Mario Adorf ist 59. Ritter des Ordens WIDER DEN TIERISCHEN ERNST

Er ließ sich die gute, alte Bütt bringen, tauchte dahinter einmal kurz ab, und als er wieder auftauchte, da trug Mario Adorf eine rote Pappnase, ein blaues Hütchen und eine karierte Weste:

Seine Ankündigung, dass er nun gedenke, „mal richtig die Sau rauszulassen”, füllte er ruckzuck mit Leben.

Denn den zweiten Teil seiner Ritterrede im festlich geschmückten Aachener Eurogress nutzte der Grandseigneur des Films und Theaters am Samstagabend, um ein Feuerwerk wunderschöner Büttenrednerpointen abzubrennen.

Kostprobe:

„Neulich komm ich in meine Bank. ,Et tut mir leid, sagt mein Anlageberater, ,aber Ihre Aktien sind im Keller. Da sag ich: ,Wenn sie sich da besser halten oder in echte Kohle verwandeln, soll es mir recht sein.”

Die Gäste des Aachener Karnevalsvereins im Saal lohnten es dem Mimen mit tosendem Applaus, auch das Fernsehpublikum wird am Montag (ARD, 20.15 Uhr) voll auf seine Kosten kommen.

Die Laudatio von Vorjahresritterin Gloria von Thurn und Taxis bekam ebenfalls reichlich Beifall. Der schönen Grundidee (sie spielte eine Klatschreporterin, die dem großen Star seit Jahren auf den Fersen ist) fehlte ein wenig die Durchschlagskraft.

Doch lag die Latte für die Fürstin nach dem furiosen Auftritt als AKV-Ritterin ja auch reichlich hoch. „Mario Adorf ist der erfolgreichste Schauspieler in Deutschland, die Nummer eins. Sie haben Persönlichkeit, Glaubwürdigkeit, Charme, ganz viel Humor und ganz viel Witz”;, sagte der Präsident des Aachener Karnevalsvereins, Horst Wollgarten, der die Sitzung moderierte.
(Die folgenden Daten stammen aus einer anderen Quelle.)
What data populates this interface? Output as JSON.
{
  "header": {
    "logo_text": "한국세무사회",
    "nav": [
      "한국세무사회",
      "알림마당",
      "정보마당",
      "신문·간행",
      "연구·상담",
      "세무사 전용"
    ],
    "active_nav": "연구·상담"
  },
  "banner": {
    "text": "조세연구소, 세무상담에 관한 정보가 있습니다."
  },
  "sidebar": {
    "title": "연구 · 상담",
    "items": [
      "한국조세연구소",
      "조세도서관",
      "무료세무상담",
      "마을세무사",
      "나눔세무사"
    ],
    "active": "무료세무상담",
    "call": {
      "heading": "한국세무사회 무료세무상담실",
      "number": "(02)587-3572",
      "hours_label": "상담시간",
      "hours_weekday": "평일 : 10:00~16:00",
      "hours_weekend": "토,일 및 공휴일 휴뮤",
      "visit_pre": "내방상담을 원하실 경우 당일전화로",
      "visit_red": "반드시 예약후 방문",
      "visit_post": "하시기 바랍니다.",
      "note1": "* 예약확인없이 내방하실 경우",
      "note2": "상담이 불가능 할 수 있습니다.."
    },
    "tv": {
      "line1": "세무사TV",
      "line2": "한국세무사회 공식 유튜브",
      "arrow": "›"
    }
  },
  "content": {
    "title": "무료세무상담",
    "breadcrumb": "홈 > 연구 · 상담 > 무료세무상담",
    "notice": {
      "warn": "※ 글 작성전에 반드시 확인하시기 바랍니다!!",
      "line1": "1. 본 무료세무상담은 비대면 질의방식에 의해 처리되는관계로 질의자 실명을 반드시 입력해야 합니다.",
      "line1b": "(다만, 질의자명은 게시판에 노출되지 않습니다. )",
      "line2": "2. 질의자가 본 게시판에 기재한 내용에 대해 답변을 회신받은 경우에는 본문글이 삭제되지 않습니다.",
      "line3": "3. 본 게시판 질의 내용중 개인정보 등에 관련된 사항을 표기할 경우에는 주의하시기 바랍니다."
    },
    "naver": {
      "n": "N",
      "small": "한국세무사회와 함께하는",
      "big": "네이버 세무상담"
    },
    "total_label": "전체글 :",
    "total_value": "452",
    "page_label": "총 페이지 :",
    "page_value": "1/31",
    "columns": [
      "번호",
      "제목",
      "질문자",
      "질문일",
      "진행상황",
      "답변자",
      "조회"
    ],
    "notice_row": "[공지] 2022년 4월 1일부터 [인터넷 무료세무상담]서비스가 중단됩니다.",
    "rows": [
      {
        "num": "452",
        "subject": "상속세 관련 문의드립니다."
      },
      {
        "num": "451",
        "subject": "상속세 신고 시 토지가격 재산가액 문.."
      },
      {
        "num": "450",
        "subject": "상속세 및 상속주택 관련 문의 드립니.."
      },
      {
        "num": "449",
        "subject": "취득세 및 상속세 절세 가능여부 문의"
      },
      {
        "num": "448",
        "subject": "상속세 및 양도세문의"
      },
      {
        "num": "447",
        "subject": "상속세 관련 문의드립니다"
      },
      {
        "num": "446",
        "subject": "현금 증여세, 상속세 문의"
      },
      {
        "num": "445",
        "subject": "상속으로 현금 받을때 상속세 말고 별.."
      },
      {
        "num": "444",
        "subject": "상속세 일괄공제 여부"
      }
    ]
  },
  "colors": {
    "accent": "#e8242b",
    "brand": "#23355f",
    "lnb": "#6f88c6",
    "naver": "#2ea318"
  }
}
Adorf unterbrach ihn im Tonfall des Literaturkritikers Marcel Reich-Ranicki: „Ich habe mir den Käfig voller Narren hier drei Stunden lang angesehen, und ich lehne diesen Preis” – lange Pause – „nicht ab.” Der Saal tobte.

Dem AKV ist es unter der Regie von Uwe Brandt und Ulf Dietrich gelungen, für den närrischen Ritterschlag 2009 einen bunten, feurigen und würdigen Rahmen zu setzen.

Die Mischung passte, die prächtigen Szenenbilder spiegelten italienische Lebensfreude auf einer Piazza mitten in Aachen. Ein bisschen Dolce Vita, ein bisschen Petticoat und Vespa, Gelato für die Kinder und ganz viel Tanz, Musik und schmachtende Blicke.

Gewaltigen Applaus heimsten dabei vor allem die Aachener Karnevalskünstler ein. Allen voran die „Vier Amigos”, die nach ihrem schon Jahre währenden Siegeszug durch die Säle der Region nun erstmals dem AKV die Ehre gaben. Der Saal tobte.

Glänzend kamen auch Josef, Jupp und Jüppchen an. Die drei Meister des gewitzten Alltagsgesprächs legten eine Sternstunde hin und wurden vom Publikum gefeiert.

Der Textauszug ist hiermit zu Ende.